In the last blog post, we discussed chondromalacia patella. Today, we take a look at patellar tendinopathy, also known as jumper’s knee. Patellar tendonitis or tendinopathy can result from an overuse injury from running or jumping, and produces microtears and degeneration in the patellar tendon(or ligament) in the case of tendinopathy or inflammation in the case of tendinitis. Most people feel pain at the bottom of their kneecap. In addition to pain, you may also get swelling here. As with many of the common injuries and ailments we’ve discussed, poor biomechanics and weak muscles may predispose you to this condition.
As with chondromalacia patella, addressing your faulty biomechanics and strengthening the muscles surrounding your knee are an integral part of rehabing jumper’s knee. Your therapist will look at your jumping and landing techniques, and target strengthening and re-education of any muscles they find lacking here. Often, weak gluteal muscles can contribute to your knee falling in towards the middle of your body when landing (more so in women than men), which contributes to this problem. Again, strengthening and neuromuscular re-education will be huge here, as will how you plié, your knee alignment while climbing stairs, and your techniques for jumping and landing. Taping or bracing may also help.

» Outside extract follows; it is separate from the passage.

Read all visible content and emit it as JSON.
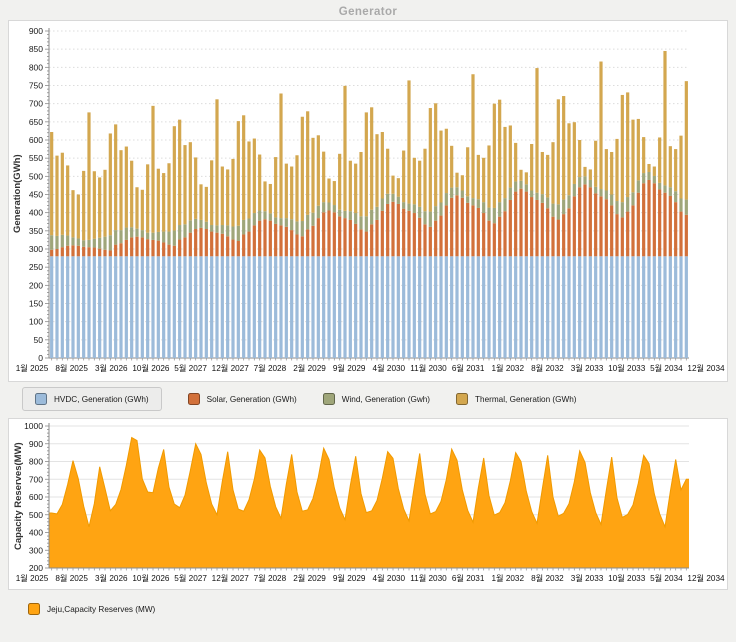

Your strengthening exercises may include targeting your VMO, including quad sets with your foot turned our slightly, short arc quads (SAQ’s) in parallel or turned-out, SAQ’s or long arc quads (LAQ’s) with a ball or pillow between your knees, mini squats against a wall or ball squats, single leg mini squats or heel drops off a step, stationary lunges, and step-ups or step-downs. Exercises should be done in pain-free range and only done as long as you can control the movement and maintain proper alignment. If your hamstrings are weak, you may also include hamstring curls on a machine or using ankle weights or a Theraband (latex-free version here). To target gluteals (so that your knee doesn’t fall in towards mid-line when landing), you may incorporate hip abduction with some extension (think somewhere between a la seconde and arabesque….. that dreaded position dancers are always cautioned against). This can be done in standing, in side-lying (S/L), on your hands and knees (quadruped), or prone. If your adductors (inner thigh muscles) are weak, then you may have to do standing or S/L adduction, squeezing your legs together against resistance as you might do while using a Magic Circle in Pilates, or using the hip adduction machine at the gym (while a viable option, this is not my favorite).
Stretching may also be necessary to attain muscular balance. For instance, the outer thigh is typically not weak, but tight. Make sure to stretch the outer thigh possibly using a strap or roll it out using a foam roller. If your hamstrings or quads are tight relative to one another, make sure to stretch these, as well, which can be done with or without a strap. Inner thighs can be stretched in a straddle position. Hip flexors can be stretched in a lunge. Gluteals can be stretched using the figure 4 stretch.
After muscular balance has been achieved, you’ll have to re-educate your body on how to land properly, maintaining proper alignment so as to not put pressure on the front of the knee again. Your physical therapist will guide you in this process. Using a mirror or videotaping are also great ways to provide you with feedback on exactly what’s going on as you land from a jump. Utilizing technology and your therapist’s expertise can be immensely helpful during your rehab, and get you back to class faster and safely.